Oleh
: Ade Rama Gay
BAB
I
PENDAHULUAN
A. Latar
Belakang
Dalam dunia
ekonomi tidak jarang di umpai berbagai masalah-masalah, sehingga dapat
menggangggu perekonomian suatu negara atau semacamnya. Dari masalah-masalah ekonomi
yang ada, diantaranya adalah Resensi, Stagnasi ekonomi dan ekspansi.
Karenanya,
perlu pengantisipasi yang baik untuk untuk mengtisipasi adanya masalah
tersebut.
B. Rumusan
Masalah
1.
Pengerian
dari Resinsi, Stagnasi ekonomi dan ekspansi.
2.
contoh
kasus yang pernah terjadi (di Indonesia atau dunia).
C. Tujuan
1.
Untuk
mengetahuai pengerian dari Resinsi, Stagnasi ekonomi dan ekspansi.
3.
Untuk
mengetahui contoh kasus dari Resinsi, Stagnasi ekonomi dan ekspansi yang pernah
terjadi (di Indonesia atau dunia).
BAB
II
KONTRUKSI
ARGUMEN
A. Pengertian
Resinsi, Stagnasi ekonomi dan ekspansi.
1. Resensi
Resesi adalah kondisi
ketika produk domestik bruto (GDP) menurun atau ketika pertumbuhan ekonomi riil
bernilai negatif selama dua kuartal atau lebih dalam satu tahun.
2.
Stagnasi ekonomi
Stagnasi ekonomi adalah
suatu keadaan di mana tingkat pertumbuhan
ekonomi berjalan
lambat (biasanya diukur berdasarkan pertumbuhan GDP)
pada suatu periode tertentu.
3.
Ekspansi
Ekspansi adalah tindakan
aktif untuk memperluas dan memperbesar cakupan usaha yang telah ada.
B. Contoh
Kasus.
1. Resensi
contoh kasus yang pernah terjadi:
a.
resesi
global tahun 2008
Terjadinya
krisis ekonomi global dikarenakan Jatuhnya perekonomian Amerika Serikat
belakangan ini telah memunculkan kekhawatiran akan krisis ekonomi yang
berdampak lebih luas dan lebih dalam.
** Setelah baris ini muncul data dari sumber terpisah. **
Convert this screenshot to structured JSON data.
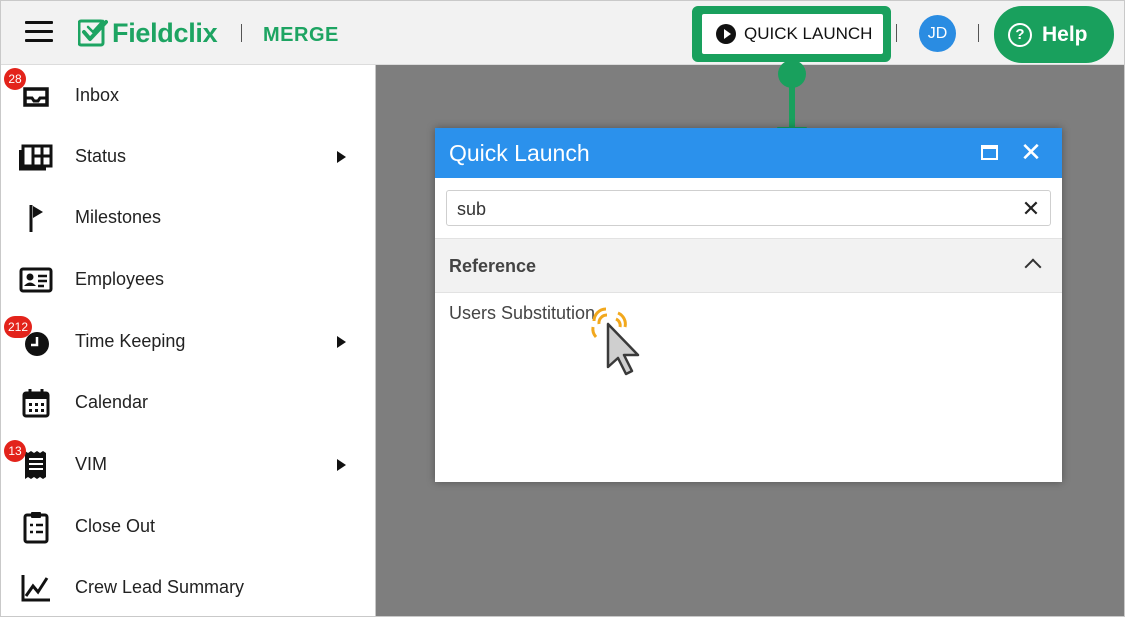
{
  "header": {
    "brand": "Fieldclix",
    "app_name": "MERGE",
    "quick_launch_label": "QUICK LAUNCH",
    "user_initials": "JD",
    "help_label": "Help",
    "colors": {
      "brand_green": "#1da462",
      "accent_blue": "#2b91ec",
      "badge_red": "#e3231b"
    }
  },
  "sidebar": {
    "items": [
      {
        "label": "Inbox",
        "icon": "inbox-icon",
        "badge": "28",
        "has_submenu": false
      },
      {
        "label": "Status",
        "icon": "dashboard-icon",
        "badge": null,
        "has_submenu": true
      },
      {
        "label": "Milestones",
        "icon": "flag-icon",
        "badge": null,
        "has_submenu": false
      },
      {
        "label": "Employees",
        "icon": "id-card-icon",
        "badge": null,
        "has_submenu": false
      },
      {
        "label": "Time Keeping",
        "icon": "clock-icon",
        "badge": "212",
        "has_submenu": true
      },
      {
        "label": "Calendar",
        "icon": "calendar-icon",
        "badge": null,
        "has_submenu": false
      },
      {
        "label": "VIM",
        "icon": "receipt-icon",
        "badge": "13",
        "has_submenu": true
      },
      {
        "label": "Close Out",
        "icon": "clipboard-list-icon",
        "badge": null,
        "has_submenu": false
      },
      {
        "label": "Crew Lead Summary",
        "icon": "line-chart-icon",
        "badge": null,
        "has_submenu": false
      }
    ]
  },
  "dialog": {
    "title": "Quick Launch",
    "search_value": "sub",
    "section_title": "Reference",
    "results": [
      {
        "label": "Users Substitution"
      }
    ]
  }
}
Kerugian yang dialami oleh sektor
keuangan AS akibat kredit macet sektor perumahan diperkirakan mencapai kisaran
350-600 miliar dollar. Hilangnya kapital dengan jumlah fenomenal tersebut
menyebabkan menurunnya angka pertumbuhan ekonomi AS sebagai akibat langsung
dari tersendatnya ekonomi sektor riil.
Sebagai
langkah darurat, bank sentral AS telah melakukan pemotongan tingkat suku bunga
bank sentral sebagai upaya menggerakkan roda ekonomi. Namun langkah ini
ternyata dianggap dapat menimbulkan ancaman inflasi. Pilihan dilematis harus
segera diputuskan oleh otoritas keuangan AS. Apakah pemotongan tingkat suku
bunga tetap akan dijalankan dengan resiko inflasi? Pilihan lainnya adalah
langkah rate cuts reversal (mempertahankan atau menaikkan kembali tingkat suku
bunga) yang memiliki resiko perlambatan pertumbuhan ekonomi dan berpotensi
menyebabkan resesi.
Dalam
istilah makroekonomi, resesi berarti penurunan GDP (gross domestic products)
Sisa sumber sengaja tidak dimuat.